“Yaşamımızı, yokluğun huzurlu dinginliğini
gereksizce bozan bir ara bölüm olarak görebiliriz.”
Arthur Schopenhauer
Eda Çatalçam, Tiyatrocu / Eğitmen, Mavi Productions – Londra
Studio Oyuncuları’nda Şahika ve Esat Tekand’ın tedrisatından geçmiş ve
Tekand’ın sahne diline yakından tanıklık etmiş biri olarak, Yiğit Özşener’in
Battersea Arts Centre’da sahnelediği, Şahika Tekand’ın kaleminden çıkan Aşınma
oyununa giderken bir tür akıl oyununa maruz kalacağımı öngörüyordum.
Tekand’ın tiyatrosuna özgü o derin karanlıktan doğan “an”ları, ışıkla ve
sesle her defasında bozup yeniden kuran yapısına aşinaydım.
Ancak bu kez sahnede kalabalık bir koro ya da tiyatronun öğeleriyle birbirine
pas atan bir oyuncu topluluğu yoktu.
Bu kez tüm ağırlık, tüm enerjik ve çarpıcı ritim, tek bir bedene, Yiğit
Özşener’e yüklenmişti.
Seyirci olarak, oyun boyunca adeta bir laboratuvar deneyinin
içindeymişçesine, lokal ışıklarla aydınlatılan açık bir küpün ortasında,
sandalyesine mıhlanmış bir figürün zihinsel girdabını izledik.
Tekand’ın görünmeyen otoritesi sahnede bir gözetim aygıtı gibi konuşuyordu:
emir veriyor, yönlendiriyor, denetliyordu.
“Kollarını kavuştur.”
“Sağa dön.”
“Bacak bacak üstüne at.”
Bu ses, bir insana değil, sistemin içinde aşınmış, kendi varlığıyla bağı kopmuş
bir deneğe hitap ediyordu.
“Özşener hem sİstemİn ürünü hem de kurbanı halİne
geldİ”
Yiğit Özşener’in bedeni, o soğuk ışığın altında bir ölçüm aracına dönüşmüştü.

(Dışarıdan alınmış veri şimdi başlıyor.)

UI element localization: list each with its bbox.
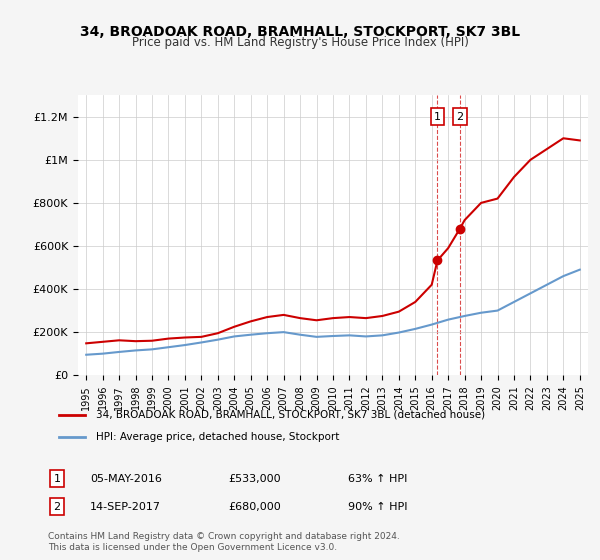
Text: 63% ↑ HPI: 63% ↑ HPI (348, 474, 407, 484)
Text: 34, BROADOAK ROAD, BRAMHALL, STOCKPORT, SK7 3BL (detached house): 34, BROADOAK ROAD, BRAMHALL, STOCKPORT, … (95, 409, 485, 419)
Text: HPI: Average price, detached house, Stockport: HPI: Average price, detached house, Stoc… (95, 432, 339, 442)
Text: 90% ↑ HPI: 90% ↑ HPI (348, 502, 407, 512)
Text: £680,000: £680,000 (228, 502, 281, 512)
Text: 1: 1 (53, 474, 61, 484)
Text: 14-SEP-2017: 14-SEP-2017 (90, 502, 161, 512)
Text: £533,000: £533,000 (228, 474, 281, 484)
Text: 2: 2 (53, 502, 61, 512)
Text: Price paid vs. HM Land Registry's House Price Index (HPI): Price paid vs. HM Land Registry's House … (131, 36, 469, 49)
Text: 34, BROADOAK ROAD, BRAMHALL, STOCKPORT, SK7 3BL: 34, BROADOAK ROAD, BRAMHALL, STOCKPORT, … (80, 25, 520, 39)
Text: 05-MAY-2016: 05-MAY-2016 (90, 474, 162, 484)
Text: 2: 2 (456, 112, 463, 122)
Text: 1: 1 (434, 112, 441, 122)
Text: Contains HM Land Registry data © Crown copyright and database right 2024.
This d: Contains HM Land Registry data © Crown c… (48, 532, 400, 552)
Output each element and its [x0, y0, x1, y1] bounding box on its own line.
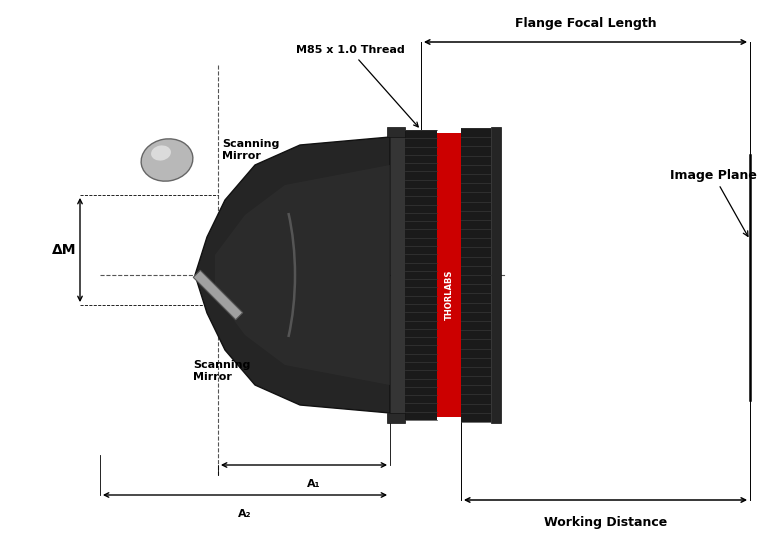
Bar	[405, 130, 437, 420]
Text: M85 x 1.0 Thread: M85 x 1.0 Thread	[296, 45, 418, 127]
Polygon shape	[215, 165, 390, 385]
Text: Scanning
Mirror: Scanning Mirror	[222, 139, 279, 161]
Text: Flange Focal Length: Flange Focal Length	[515, 17, 656, 30]
Text: Scanning
Mirror: Scanning Mirror	[193, 360, 250, 382]
Bar	[461, 128, 491, 422]
Bar	[491, 127, 501, 423]
Bar	[387, 127, 405, 137]
Polygon shape	[193, 270, 243, 320]
Text: Working Distance: Working Distance	[544, 516, 667, 529]
Ellipse shape	[151, 145, 171, 161]
Bar	[390, 135, 405, 415]
Polygon shape	[195, 137, 390, 413]
Text: A₂: A₂	[238, 509, 252, 519]
Text: Image Plane: Image Plane	[670, 168, 757, 236]
Text: ΔM: ΔM	[51, 243, 76, 257]
Text: THORLABS: THORLABS	[445, 270, 453, 320]
Text: A₁: A₁	[307, 479, 321, 489]
Bar	[437, 133, 461, 417]
Bar	[387, 413, 405, 423]
Ellipse shape	[141, 139, 193, 181]
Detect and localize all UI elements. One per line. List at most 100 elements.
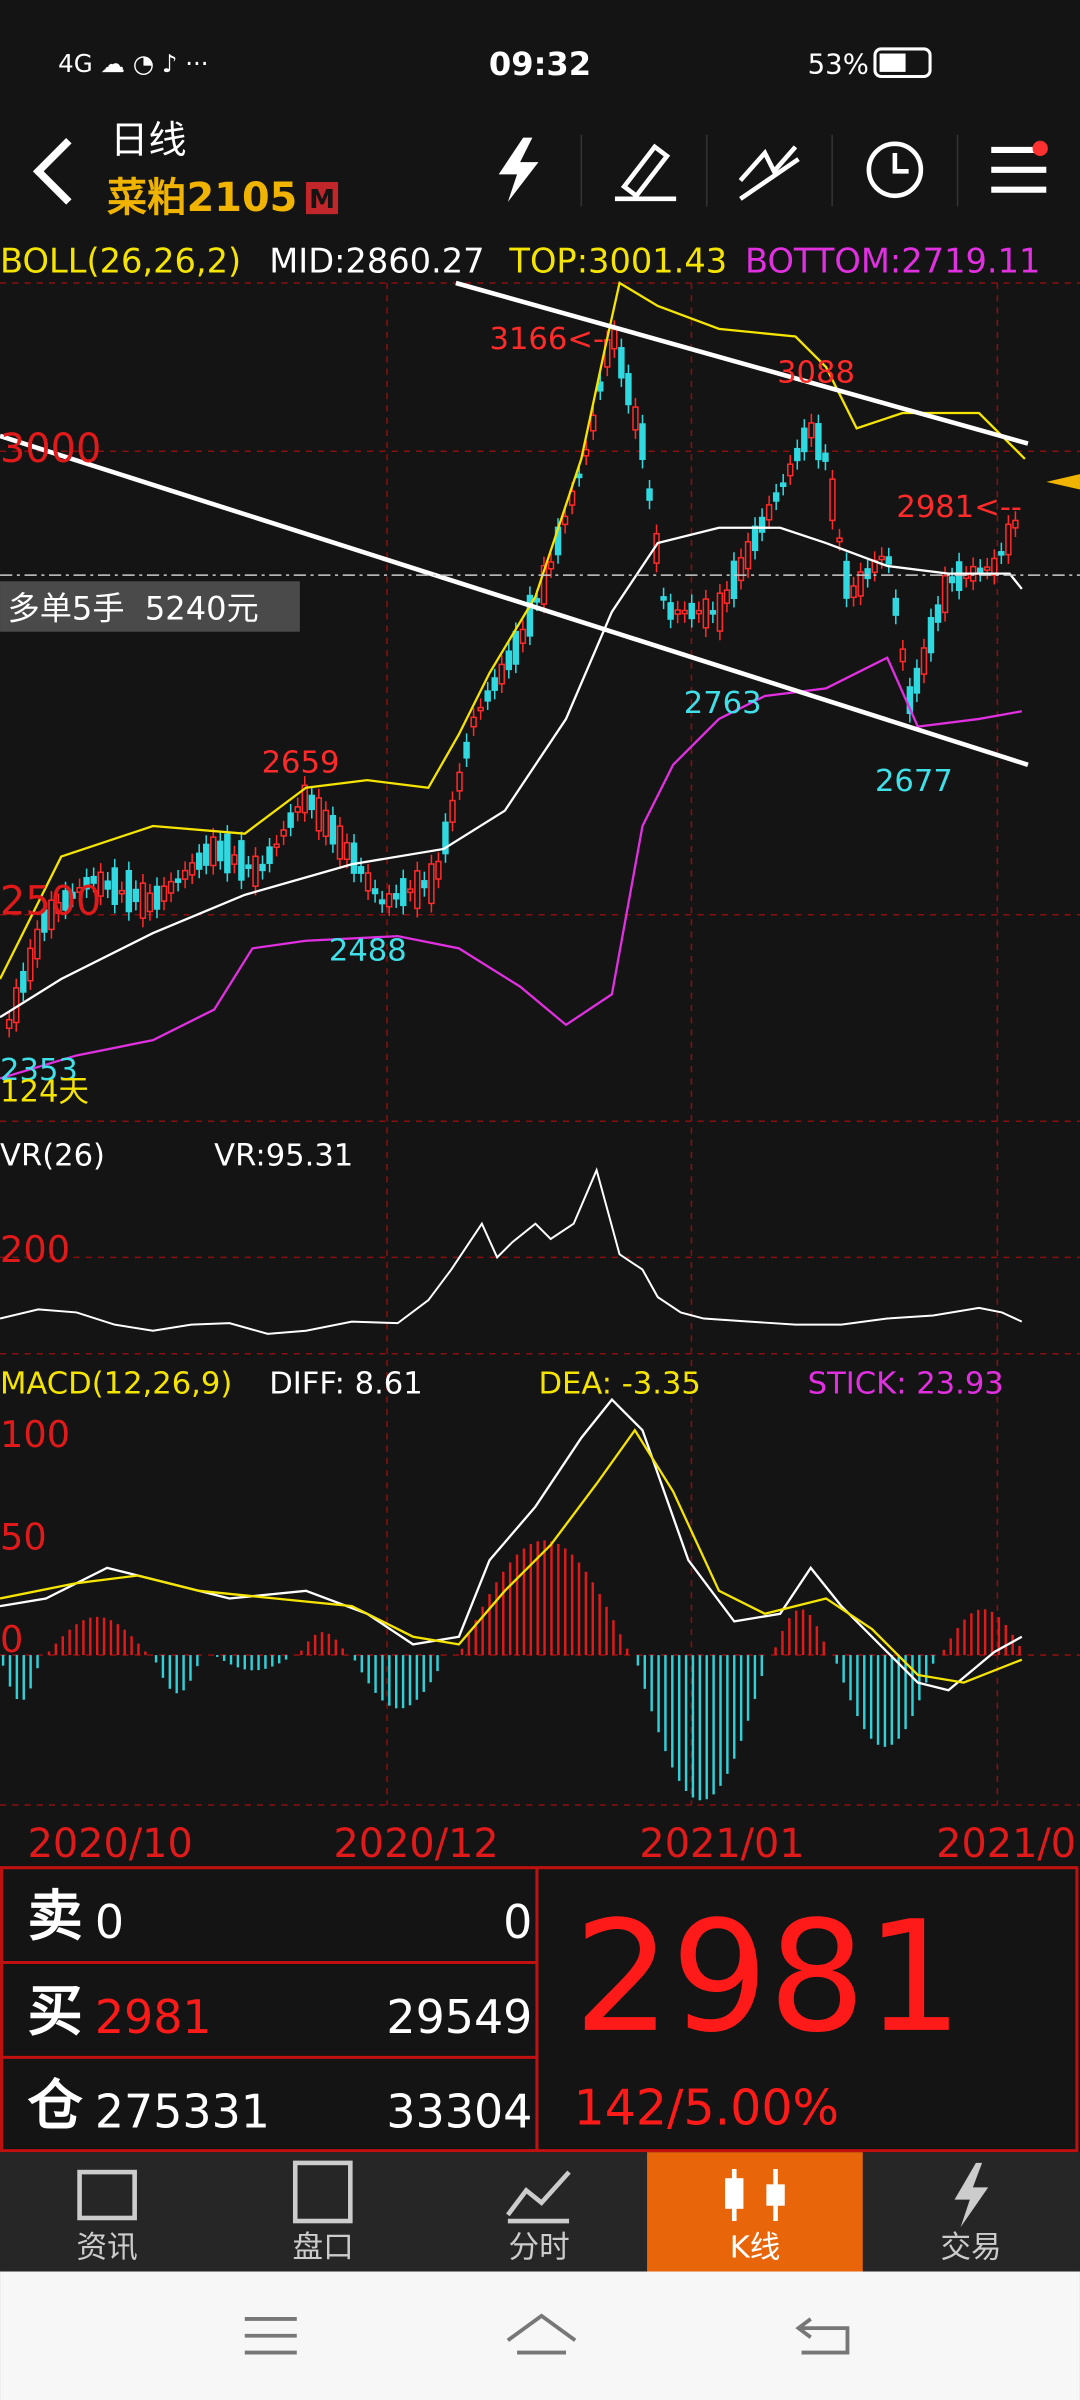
- candle-body: [69, 891, 76, 899]
- candle-body: [702, 598, 710, 629]
- boll-mid: [0, 526, 1023, 1019]
- candlesticks: [6, 320, 1019, 1038]
- tab-label[interactable]: K线: [730, 2231, 781, 2266]
- candle-body: [378, 899, 386, 905]
- candle-body: [878, 555, 885, 561]
- candle-body: [76, 886, 83, 894]
- candle-body: [801, 427, 808, 453]
- candle-body: [27, 947, 34, 982]
- candle-body: [737, 556, 745, 582]
- candle-body: [744, 541, 752, 570]
- candle-body: [217, 840, 224, 862]
- back-button[interactable]: [32, 138, 72, 205]
- candle-body: [111, 867, 118, 905]
- candle-body: [519, 628, 527, 644]
- candle-body: [730, 560, 738, 600]
- indicator-button[interactable]: [738, 145, 800, 201]
- candle-body: [526, 594, 534, 637]
- tab-label[interactable]: 分时: [508, 2231, 569, 2266]
- macd-axis-label: 100: [0, 1413, 70, 1456]
- candle-body: [273, 843, 280, 848]
- flash-button[interactable]: [498, 137, 539, 202]
- candle-body: [97, 871, 104, 897]
- tab-icon: [954, 2162, 989, 2228]
- candle-body: [294, 806, 301, 813]
- tab-label[interactable]: 交易: [940, 2231, 1001, 2266]
- candle-body: [582, 448, 590, 457]
- quote-row-price: 0: [95, 1895, 124, 1949]
- candle-body: [885, 556, 892, 565]
- price-axis-label: 2500: [0, 879, 101, 925]
- candle-body: [336, 825, 344, 860]
- candle-body: [266, 846, 273, 864]
- candle-body: [491, 677, 498, 691]
- draw-button[interactable]: [614, 143, 677, 202]
- boll-top-label: TOP:3001.43: [508, 241, 727, 280]
- candle-body: [449, 799, 456, 823]
- candle-body: [590, 414, 597, 432]
- tab-label[interactable]: 资讯: [77, 2231, 138, 2266]
- tab-icon: [506, 2170, 571, 2224]
- macd-name: MACD(12,26,9): [0, 1366, 232, 1401]
- annotation: 2488: [329, 934, 407, 969]
- candle-body: [533, 598, 541, 603]
- annotation: 2763: [684, 686, 762, 721]
- nav-menu[interactable]: [244, 2317, 297, 2355]
- candle-body: [561, 515, 569, 526]
- candle-body: [62, 890, 69, 911]
- quote-border: [0, 1866, 1079, 2153]
- macd-axis-label: 0: [0, 1618, 23, 1661]
- candle-body: [709, 610, 717, 615]
- boll-name: BOLL(26,26,2): [0, 241, 241, 280]
- candle-body: [822, 452, 829, 462]
- quote-row-volume: 0: [503, 1895, 532, 1949]
- nav-back[interactable]: [795, 2317, 850, 2355]
- candle-body: [301, 784, 308, 814]
- candle-body: [618, 347, 625, 379]
- candle-body: [463, 741, 470, 759]
- candle-body: [139, 882, 147, 919]
- candle-body: [758, 516, 766, 533]
- candle-body: [146, 892, 154, 913]
- trend-line: [0, 433, 1029, 768]
- position: 多单5手 5240元: [8, 590, 259, 628]
- macd-diff: DIFF: 8.61: [269, 1366, 422, 1401]
- candle-body: [505, 650, 513, 671]
- nav-home[interactable]: [506, 2313, 577, 2355]
- time-button[interactable]: [866, 141, 924, 199]
- tab-label[interactable]: 盘口: [293, 2231, 354, 2266]
- clock: 09:32: [489, 45, 591, 83]
- dea-line: [0, 1428, 1023, 1684]
- candle-body: [688, 602, 695, 620]
- candle-body: [575, 473, 583, 479]
- candle-body: [667, 602, 674, 620]
- candle-body: [1012, 519, 1019, 529]
- candle-body: [779, 482, 787, 487]
- candle-body: [716, 592, 724, 632]
- position-box: [0, 581, 300, 632]
- diff-line: [0, 1397, 1023, 1692]
- candle-body: [632, 406, 639, 431]
- candle-body: [864, 568, 871, 580]
- tab-icon: [725, 2178, 744, 2209]
- candle-body: [315, 797, 323, 832]
- boll-bottom: [0, 656, 1023, 1080]
- candle-body: [998, 551, 1005, 556]
- date-label: 2020/12: [333, 1821, 498, 1867]
- trend-line: [455, 280, 1029, 446]
- candle-body: [83, 876, 90, 890]
- boll-bottom-label: BOTTOM:2719.11: [745, 241, 1040, 280]
- vr-value: VR:95.31: [214, 1139, 353, 1174]
- candle-body: [125, 870, 133, 913]
- candle-body: [160, 885, 168, 902]
- annotation: 124天: [0, 1074, 89, 1109]
- badge-box: [305, 182, 339, 215]
- candle-body: [941, 574, 949, 614]
- candle-body: [906, 686, 914, 715]
- candle-body: [625, 373, 632, 406]
- macd-bars: [1, 1540, 1021, 1801]
- annotation: 2981<--: [896, 490, 1022, 525]
- date-label: 2021/01: [639, 1821, 804, 1867]
- candle-body: [787, 463, 794, 477]
- candle-body: [456, 771, 463, 792]
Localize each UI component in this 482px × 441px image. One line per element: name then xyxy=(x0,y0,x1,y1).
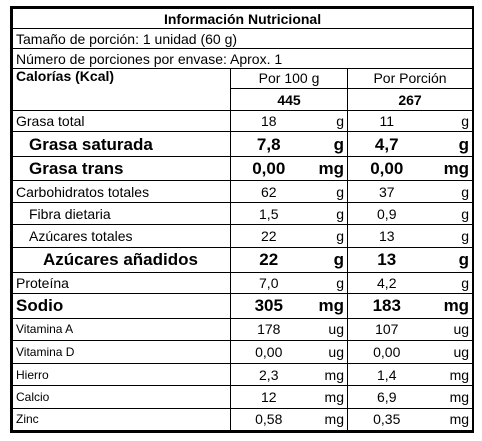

Her
nefes, kontrolün bedende ne kadar yer ettiğini; her duraksama, itaat ile
direniş arasındaki o ince çizgiyi görünür kılıyordu.
Oyun ilerledikçe, Özşener hem sistemin ürünü hem de kurbanı haline geldi.
Artık bir karakter oynamıyor, sadece var kalmaya çalışıyordu.
Her kelime, manasız sesler bütünü; her sessizlik ise anlamın ve özgürlüğün
karanlığın neresinde olduğunu bulmaya çalıştığımız duraklardı artık.
“Artık ben de rol kİŞİSİ gİbİydİm”
Biz seyirciler, rol kişisiyle birlikte o kutunun içine sıkıştık.
Işığın ne zaman yanıp söneceğini, sesin ne zaman belireceğini bilemeden,
zamanın ve otoritenin denetimi altında kaldık.
Modern insanın korkunun gölgesinde titreşen kelimeleri, zaman zaman isyana
kalkışsa da hep aynı çemberin içinde yok olup gidiyordu.
Bir noktadan sonra, anlamı takip etmeyi bıraktım.
Çünkü her sorgunun ve her aranan cevabın kurgunun ötesine geçemeyeceğini fark
ettim.
Artık ben de rol kişisi gibiydim; oturduğum sandalyeye mıhlanmış, kafamın
içindeki seslerin izini süren, ötesine geçemeyen bir hayalet.
Varlığımın yokluğa eş olduğu, eyleme gücünün elimden alındığı, düşüncelerin
ağırlığında, balona sıkıştırılmış bir hava gibi etkisiz ve görünmeyen bir
varlık haline gelmiştim.
Yiğit Özşener’in rol kişisi, tüm bu hiçlik arasında durmadan konuşuyor;
duygularını bir yerlere asmış, geriye yalnızca korku ve kaygının kaldığı iki
boyutlu bir canlı türü gibi var olmaya çalışıyordu.
Sönen her ışıkla karanlığa ve yokluğa gömüleceğini biliyordu.
Ve oyunun, alıştığımız hikâyelerde olduğu gibi bir sona bağlanmaması, tam da
dekorun, ışığın ve seslerin vaat ettiği gibi, bizleri tekinsiz bir kurmacanın
içinde bırakıverdi.
Biz seyreyleyenler, oyun bitip salon ışıkları yandığında, artık üst üste sıralanan
kelime dalgalarına maruz kalmış, o dalgaların aşındırmasıyla yine yeniden devam
etmesi gerekenler olarak kalakalmıştık.